Au fond, oui, qu’est-ce qui se passe ?

— Rien, dis-je.

Je glisse ma comptée dans ma fouille et je le plante là.

Marinette m’attend, tout excitée à l’idée que nous avons la journée devant nous et que je viens de retirer de quoi lui faire faire une virée maison. Pourvu qu’elle s’imagine pas que je vais lui offrir un bijou ou un manteau de fourrure ! J’ai horreur de décevoir une gerce, moi !

— Dites donc, beauté, je murmure, avez-vous vu les deux types qui sont sortis d’ici comme j’y entrais ?

— Oui, dit-elle.

— Par quelle porte sont-ils sortis ?

— Par la grande du milieu, je crois…

— Venez !

Je l’entraîne vers la grande porte où un agent en pèlerine lutte contre le froid et les pensées moroses.

Je commence par le commencement, c’est-à-dire par lui montrer ma carte. Moyennant ce simple geste, j’ai droit à un salut militaire pour grande personne.

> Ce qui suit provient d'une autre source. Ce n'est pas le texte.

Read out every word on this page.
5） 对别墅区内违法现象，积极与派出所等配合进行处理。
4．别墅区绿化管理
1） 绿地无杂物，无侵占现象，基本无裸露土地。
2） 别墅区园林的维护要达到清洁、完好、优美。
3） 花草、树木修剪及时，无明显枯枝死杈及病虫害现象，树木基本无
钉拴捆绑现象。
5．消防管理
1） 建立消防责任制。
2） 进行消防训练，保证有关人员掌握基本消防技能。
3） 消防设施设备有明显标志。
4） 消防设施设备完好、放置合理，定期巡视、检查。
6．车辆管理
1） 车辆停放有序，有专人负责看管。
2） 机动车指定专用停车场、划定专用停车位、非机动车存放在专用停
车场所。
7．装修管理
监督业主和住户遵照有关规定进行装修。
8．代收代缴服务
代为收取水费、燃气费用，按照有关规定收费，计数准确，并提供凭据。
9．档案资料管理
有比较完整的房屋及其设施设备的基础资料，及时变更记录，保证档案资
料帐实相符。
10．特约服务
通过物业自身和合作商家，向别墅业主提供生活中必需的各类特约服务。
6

— Vous n’avez pas vu sortir d’ici, il y a un instant, un petit homme à cheveux blancs accompagné d’un autre, plus grand, avec un manteau de cuir ?

— Si, fait l’agent…

— Quelle direction ont-ils prise ?

— Ils ont tourné à droite… Devaient être en voiture, le grand avait une clé à la main…

Je fonce… À grandes enjambées je remonte la file de bagnoles… Et je stoppe pile devant un petit cabriolet noir. Là-dedans se trouve mon petit bonhomme livide. Il paraît dormir car il a la tête appuyée contre la vitre de droite. Son copain a disparu…

J’ouvre la portière et le vieux dégringole sur la chaussée. Il est mou comme Jean Tissier et blanc comme l’intérieur d’un navet.

Et, par-dessus le marché, il est un peu mort…

Pas depuis longtemps, bien sûr, mais mort tout de même…

Je regarde autour de moi : il n’y a pas plus de type en manteau de cuir à l’horizon que de beurre dans le slip d’un pauvre homme.

La môme Marinette pousse un grand cri.

— Fermez ça, je lui dis, et allez prévenir l’agent qui est devant la lourde !

CHAPITRE II

Ne vous faites jamais « des idées ! »

Un quart d’heure plus tard une ambulance s’annonce. On charge le mort sur une civière et fouette cocher !

Je dis à Marinette de grimper dans ma tire et j’accroche les wagons derrière la voiture à croix rouge…

— Que lui est-il arrivé, à ce pauvre homme ? demande la bonniche.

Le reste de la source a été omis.